Los fieles – catequistas, religiosos, laicos, familias-, los que compartieron su testimonio ante centenares de personas reunidas en la explanada frente a la Pro-Catedral de la Santa Cruz en Vanimo, fueron los destinatarios de las palabras del Papa Francisco, quien tomó como hilo conductor de su discurso las experiencias de misión en una tierra bendecida por maravillas de la Creación, pero, sobre todo, por un pueblo de gente buena que “se manifiesta en la caridad con la que se aman”.
En su tercer día de visita en Papúa Nueva Guinea, segunda etapa del Viaje Apostólico a Asia y Oceanía, el Papa se trasladó en avión de Port Moresby a Vanimo, el puerto y ciudad más poblada de la provincia de Sandau, en la costa noroeste del país. No hubo una celebración litúrgica sino un encuentro con los fieles católicos, que son más de 41 mil de los casi 125 mil habitantes de la Diócesis de Vanimo, un territorio de misión, cuyo obispo, monseñor Francis Meli, se encargó de presentar al Papa con sus virtudes y defectos, pero con una vital y perseverante comunidad católica, siempre en misión.
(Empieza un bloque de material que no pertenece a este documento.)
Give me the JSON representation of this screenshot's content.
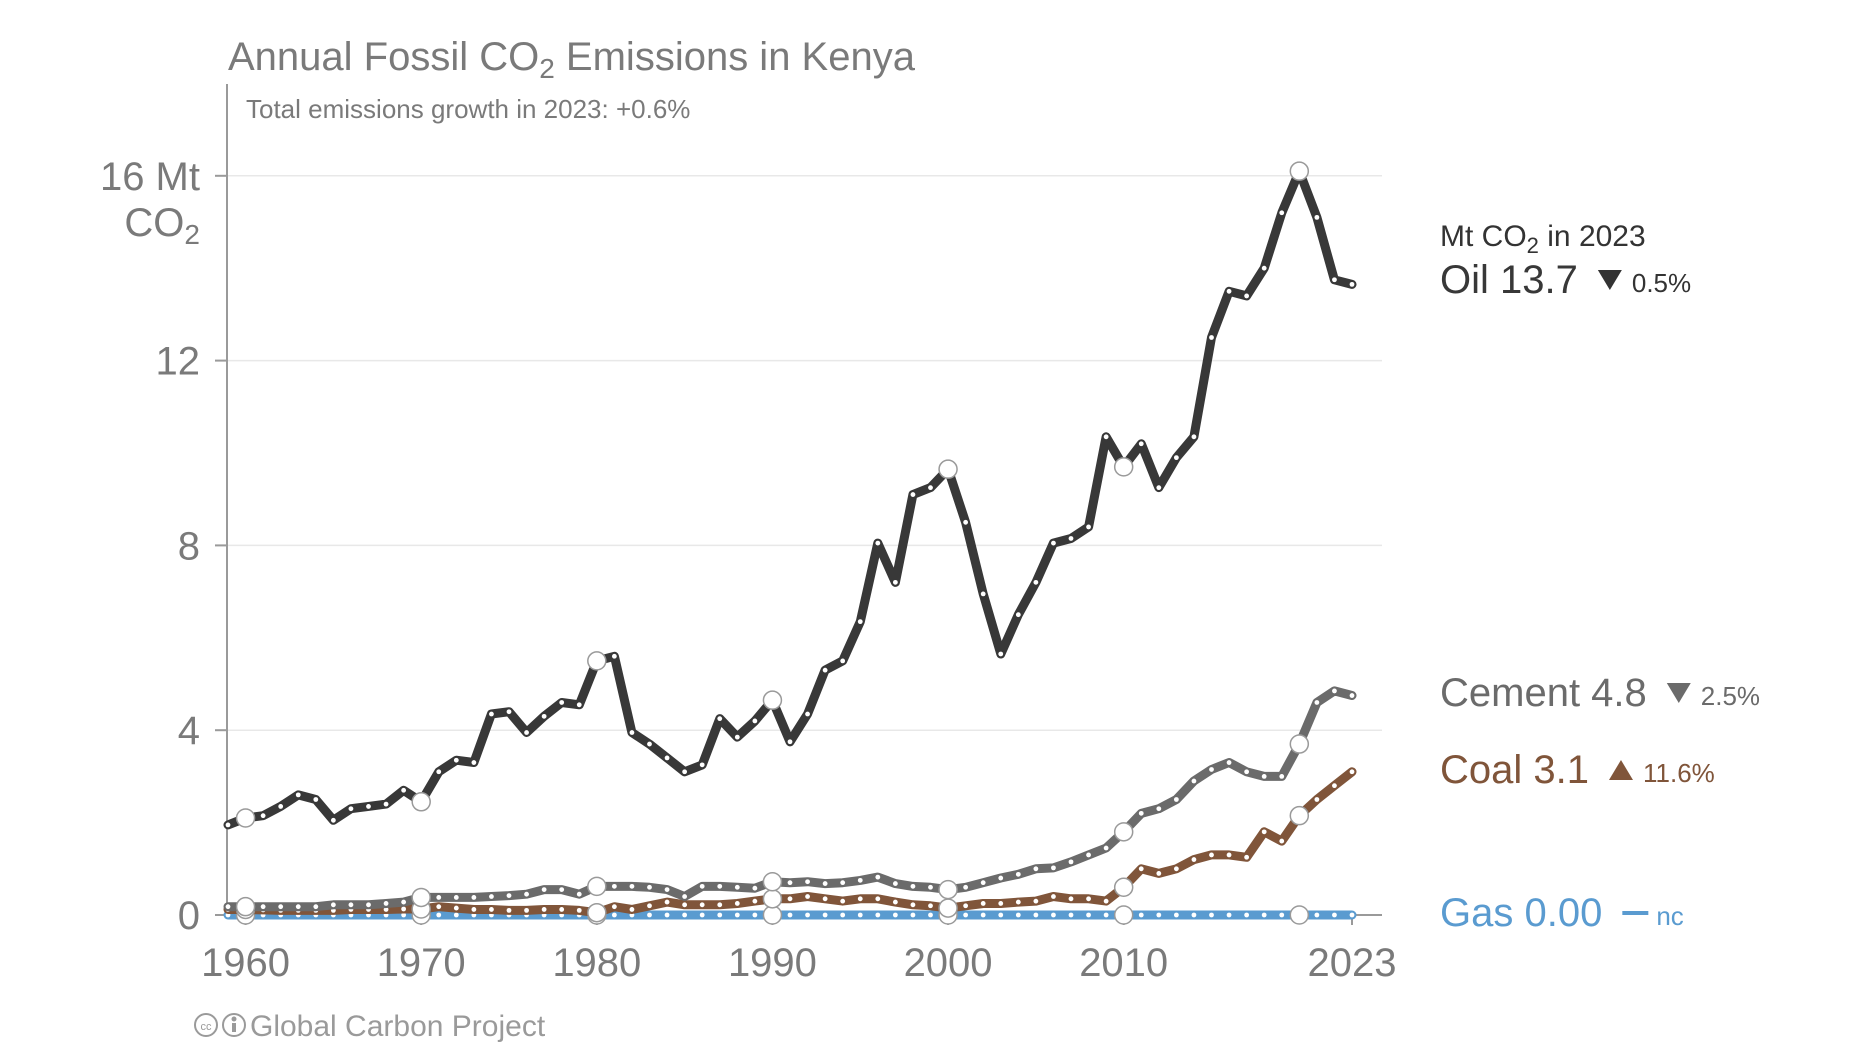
{
  "title": {
    "prefix": "Annual Fossil CO",
    "sub": "2",
    "suffix": " Emissions in Kenya"
  },
  "subtitle": "Total emissions growth in 2023: +0.6%",
  "credit": "Global Carbon Project",
  "unit_note": {
    "prefix": "Mt CO",
    "sub": "2",
    "suffix": " in 2023"
  },
  "y_unit": {
    "line1": "16 Mt",
    "line2_prefix": "CO",
    "line2_sub": "2"
  },
  "chart_data": {
    "type": "line",
    "title": "Annual Fossil CO2 Emissions in Kenya",
    "xlabel": "",
    "ylabel": "Mt CO2",
    "xlim": [
      1959,
      2023
    ],
    "ylim": [
      0,
      18
    ],
    "y_ticks": [
      0,
      4,
      8,
      12,
      16
    ],
    "y_tick_labels": [
      "0",
      "4",
      "8",
      "12",
      "16 Mt"
    ],
    "x_ticks": [
      1960,
      1970,
      1980,
      1990,
      2000,
      2010,
      2023
    ],
    "x_tick_labels": [
      "1960",
      "1970",
      "1980",
      "1990",
      "2000",
      "2010",
      "2023"
    ],
    "grid": true,
    "x": [
      1959,
      1960,
      1961,
      1962,
      1963,
      1964,
      1965,
      1966,
      1967,
      1968,
      1969,
      1970,
      1971,
      1972,
      1973,
      1974,
      1975,
      1976,
      1977,
      1978,
      1979,
      1980,
      1981,
      1982,
      1983,
      1984,
      1985,
      1986,
      1987,
      1988,
      1989,
      1990,
      1991,
      1992,
      1993,
      1994,
      1995,
      1996,
      1997,
      1998,
      1999,
      2000,
      2001,
      2002,
      2003,
      2004,
      2005,
      2006,
      2007,
      2008,
      2009,
      2010,
      2011,
      2012,
      2013,
      2014,
      2015,
      2016,
      2017,
      2018,
      2019,
      2020,
      2021,
      2022,
      2023
    ],
    "series": [
      {
        "name": "Gas",
        "color": "#5a9bd0",
        "value_label": "0.00",
        "change": "nc",
        "change_dir": "none",
        "values": [
          0,
          0,
          0,
          0,
          0,
          0,
          0,
          0,
          0,
          0,
          0,
          0,
          0,
          0,
          0,
          0,
          0,
          0,
          0,
          0,
          0,
          0,
          0,
          0,
          0,
          0,
          0,
          0,
          0,
          0,
          0,
          0,
          0,
          0,
          0,
          0,
          0,
          0,
          0,
          0,
          0,
          0,
          0,
          0,
          0,
          0,
          0,
          0,
          0,
          0,
          0,
          0,
          0,
          0,
          0,
          0,
          0,
          0,
          0,
          0,
          0,
          0,
          0,
          0,
          0
        ]
      },
      {
        "name": "Coal",
        "color": "#80553a",
        "value_label": "3.1",
        "change": "11.6%",
        "change_dir": "up",
        "values": [
          0.12,
          0.12,
          0.11,
          0.1,
          0.1,
          0.1,
          0.1,
          0.12,
          0.12,
          0.12,
          0.13,
          0.13,
          0.18,
          0.15,
          0.12,
          0.12,
          0.1,
          0.1,
          0.12,
          0.12,
          0.1,
          0.05,
          0.18,
          0.12,
          0.2,
          0.28,
          0.22,
          0.22,
          0.22,
          0.25,
          0.3,
          0.35,
          0.35,
          0.4,
          0.35,
          0.3,
          0.35,
          0.35,
          0.28,
          0.22,
          0.2,
          0.15,
          0.2,
          0.25,
          0.25,
          0.28,
          0.3,
          0.4,
          0.35,
          0.35,
          0.3,
          0.6,
          1.0,
          0.9,
          1.0,
          1.2,
          1.3,
          1.3,
          1.25,
          1.8,
          1.6,
          2.15,
          2.5,
          2.8,
          3.1
        ]
      },
      {
        "name": "Cement",
        "color": "#6b6b6b",
        "value_label": "4.8",
        "change": "2.5%",
        "change_dir": "down",
        "values": [
          0.18,
          0.18,
          0.18,
          0.18,
          0.18,
          0.18,
          0.22,
          0.22,
          0.22,
          0.25,
          0.28,
          0.38,
          0.38,
          0.38,
          0.38,
          0.4,
          0.42,
          0.45,
          0.55,
          0.55,
          0.45,
          0.62,
          0.62,
          0.62,
          0.6,
          0.55,
          0.4,
          0.62,
          0.62,
          0.6,
          0.58,
          0.72,
          0.7,
          0.72,
          0.68,
          0.7,
          0.75,
          0.82,
          0.68,
          0.62,
          0.6,
          0.55,
          0.6,
          0.7,
          0.8,
          0.88,
          1.0,
          1.02,
          1.15,
          1.3,
          1.45,
          1.8,
          2.2,
          2.3,
          2.5,
          2.9,
          3.15,
          3.3,
          3.1,
          3.0,
          3.0,
          3.7,
          4.6,
          4.85,
          4.75
        ]
      },
      {
        "name": "Oil",
        "color": "#383838",
        "value_label": "13.7",
        "change": "0.5%",
        "change_dir": "down",
        "values": [
          1.95,
          2.1,
          2.15,
          2.35,
          2.6,
          2.5,
          2.05,
          2.3,
          2.35,
          2.4,
          2.7,
          2.45,
          3.1,
          3.35,
          3.3,
          4.35,
          4.4,
          3.95,
          4.3,
          4.6,
          4.55,
          5.5,
          5.6,
          3.95,
          3.7,
          3.4,
          3.1,
          3.25,
          4.25,
          3.85,
          4.2,
          4.65,
          3.75,
          4.35,
          5.3,
          5.5,
          6.35,
          8.05,
          7.2,
          9.1,
          9.25,
          9.65,
          8.5,
          6.95,
          5.65,
          6.5,
          7.2,
          8.05,
          8.15,
          8.4,
          10.35,
          9.7,
          10.2,
          9.25,
          9.9,
          10.35,
          12.5,
          13.5,
          13.4,
          14.0,
          15.2,
          16.1,
          15.1,
          13.75,
          13.65
        ]
      }
    ],
    "highlighted_points_x": [
      1960,
      1970,
      1980,
      1990,
      2000,
      2010,
      2020
    ]
  }
}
Un Edén en armonía con el Señor
Nuevamente, Francisco manifiesta la fascinante belleza de esas tierras, ricas en variedad de plantas, aves, colores, sonidos, olores, un “grandioso espectáculo” de naturaleza “que evoca la imagen del Edén” y que invita a vivir en la armonía y el respeto, a ellos que son “expertos” de belleza porque circundados de belleza.
“Esta riqueza se las confía el Señor como un signo y un instrumento, para que ustedes también puedan vivir así, unidos en armonía con Él y con los hermanos, respetando la casa común y cuidándose mutuamente.
Llevar el Evangelio amándose mutuamente
Es así como de la riqueza natural, el Santo Padre se adentra en la naturaleza humana para subrayar que “hay un espectáculo aún más hermoso, el de lo que crece en nosotros cuando nos amamos mutuamente”, y que fue testimoniado por los esposos David y María, quienes compartieron su experiencia en el sacramento del matrimonio, pero también la de llevar la belleza del Evangelio, a veces afrontando largos viajes, para alcanzar comunidades lejanas, a veces dejando sus casas, como lo dijo en su testimonio el catequista Steven. Algo que para Francisco es hermoso e importante pero que podría ser mejor con la participación de todos los fieles.
Una misión ininterrumpida
“Como hemos escuchado – dijo Francisco ante una las casi 21 mil personas presentes en la explanada-, desde mediados del siglo XIX, la misión en estas tierras nunca se ha interrumpido. Religiosas, religiosos, catequistas y misioneros laicos nunca han dejado de predicar la Palabra de Dios y de ofrecer ayuda a los hermanos en la atención pastoral, en la instrucción, en la asistencia médica y en muchos ámbitos más, debiendo afrontar no pocas dificultades, para ser instrumentos ‘de paz y de amor’ para todos.
Una reflexión que el Papa toma del testimonio de sor Jaisha Joseph y que constata como la difusión de escuelas, hospitales y centros misioneros que “testimonian a nuestro alrededor que Cristo vino a traer salvación para todos”, en beneficio del bien común.